163) “NASA and other space agencies have been caught time and again with air bubbles forming and floating off in their official “outer-space” footage. Astronauts have also been caught using scuba-space-gear, kicking their legs to move, and astronaut Luca Parmitano even almost drowned when water started filling up his helmet while allegedly on a “space-walk.” It is admitted that astronauts train for their “space-walks” in under-water training facilities like NASA’s “Neutral Buoyancy Lab,” but what is obvious from their “space bubbles,” and other blunders is that all official “space-walk” footage is also fake and filmed under-water.”
More claims without evidence!
Please show us such bubbles in video that is not obviously and openly showing pre-flight training in pools (the only way to simulate long periods of working in a weightless environment on Earth).
The only bubbles I’ve ever seen were obviously the opposite of the bubbles you get in a swimming pool; they were very obviously weightless blobs OF water within the air, not the reverse as we see in pools on earth.
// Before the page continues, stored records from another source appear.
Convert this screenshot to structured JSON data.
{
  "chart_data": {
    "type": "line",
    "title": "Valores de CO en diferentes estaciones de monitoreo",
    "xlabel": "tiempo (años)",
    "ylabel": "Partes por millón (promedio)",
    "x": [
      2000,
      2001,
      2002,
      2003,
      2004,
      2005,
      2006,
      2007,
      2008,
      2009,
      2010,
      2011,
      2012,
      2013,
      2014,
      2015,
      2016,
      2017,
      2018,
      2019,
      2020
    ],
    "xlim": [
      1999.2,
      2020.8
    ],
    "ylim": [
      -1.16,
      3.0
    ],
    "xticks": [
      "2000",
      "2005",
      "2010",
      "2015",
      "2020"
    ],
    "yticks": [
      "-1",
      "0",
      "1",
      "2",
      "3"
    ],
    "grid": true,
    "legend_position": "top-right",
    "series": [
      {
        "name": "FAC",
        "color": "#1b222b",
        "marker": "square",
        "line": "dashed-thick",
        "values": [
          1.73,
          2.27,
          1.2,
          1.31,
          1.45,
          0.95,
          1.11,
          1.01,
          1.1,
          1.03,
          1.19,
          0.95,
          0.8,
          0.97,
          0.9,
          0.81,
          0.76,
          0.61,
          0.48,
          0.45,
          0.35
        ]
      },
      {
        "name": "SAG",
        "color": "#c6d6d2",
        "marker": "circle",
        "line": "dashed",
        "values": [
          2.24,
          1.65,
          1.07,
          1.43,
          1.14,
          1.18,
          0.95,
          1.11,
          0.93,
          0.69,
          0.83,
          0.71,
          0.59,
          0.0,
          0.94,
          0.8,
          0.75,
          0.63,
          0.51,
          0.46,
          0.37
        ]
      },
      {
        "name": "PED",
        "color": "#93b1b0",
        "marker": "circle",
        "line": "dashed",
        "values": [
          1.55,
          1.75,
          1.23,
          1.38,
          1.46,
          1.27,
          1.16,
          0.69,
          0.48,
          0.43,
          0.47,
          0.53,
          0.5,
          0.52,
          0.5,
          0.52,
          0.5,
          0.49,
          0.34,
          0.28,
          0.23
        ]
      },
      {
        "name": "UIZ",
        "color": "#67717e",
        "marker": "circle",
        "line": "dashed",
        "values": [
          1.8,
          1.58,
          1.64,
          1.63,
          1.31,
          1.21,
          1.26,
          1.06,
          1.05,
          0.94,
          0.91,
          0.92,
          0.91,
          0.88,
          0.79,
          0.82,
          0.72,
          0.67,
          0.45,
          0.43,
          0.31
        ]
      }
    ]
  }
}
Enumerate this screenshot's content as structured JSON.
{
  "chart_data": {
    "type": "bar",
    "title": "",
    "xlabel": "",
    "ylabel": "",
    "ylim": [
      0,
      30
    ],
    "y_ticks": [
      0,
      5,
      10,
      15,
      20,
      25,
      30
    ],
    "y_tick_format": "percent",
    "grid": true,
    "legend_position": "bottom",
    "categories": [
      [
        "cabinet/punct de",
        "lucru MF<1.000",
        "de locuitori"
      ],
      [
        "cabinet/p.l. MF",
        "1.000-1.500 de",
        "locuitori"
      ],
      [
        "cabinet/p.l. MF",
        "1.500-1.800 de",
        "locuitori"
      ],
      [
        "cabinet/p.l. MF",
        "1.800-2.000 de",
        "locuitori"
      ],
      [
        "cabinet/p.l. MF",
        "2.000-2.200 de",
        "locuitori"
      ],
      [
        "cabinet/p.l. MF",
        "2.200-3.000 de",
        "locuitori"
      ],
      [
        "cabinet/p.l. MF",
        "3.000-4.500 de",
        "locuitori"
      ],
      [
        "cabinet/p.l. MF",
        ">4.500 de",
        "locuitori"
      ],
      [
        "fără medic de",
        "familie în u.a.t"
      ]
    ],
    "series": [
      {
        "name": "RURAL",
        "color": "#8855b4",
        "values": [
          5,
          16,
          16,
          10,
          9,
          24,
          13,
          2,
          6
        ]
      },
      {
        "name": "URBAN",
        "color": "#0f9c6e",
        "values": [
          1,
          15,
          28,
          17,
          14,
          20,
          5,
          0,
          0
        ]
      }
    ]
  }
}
The astronauts were laughing and playing with the bubbles, catching them in their mouths, with no helmets on. If that had been under water, they would have drowned.
“Luca Parmitano even almost drowned when water started filling up his helmet”:
He certainly did, and the same problem happened during the recent live broadcast of British astronaut Tim Peake’s first space walk from the International Space Station. His companion was being blinded by blobs of water floating weightless in his helmet, and the walk had to be cut short.
Interestingly, this was the same spacesuit that Parmitano was wearing on the previous occasion. Sounds like a persistent fault.
So where did the water come from? There were two possible sources, and we can tell which one it was in this case.
The astronauts need water to drink, of course, during walks lasting for hours. If that leaks, the water will be coming from the front, up into their faces.That’s not what happened in these two case, though.
The astronauts reported that the water was coming from behind their heads, over the top.
The other source is the cooling system in the space suit. The sun gets very hot, and water is cooled and circulated to counteract that heat. If that leaks into the helmet, it will come from behind, and over the top of the wearer’s head. And that’s what happened in these two cases.
Nasa or the suit’s manufacturers will send you blueprints of how the suits work, if you want the details. And let’s have the raw video you mention in point 164, the detailed analysis, the qualification of those who did it, and any other evidence.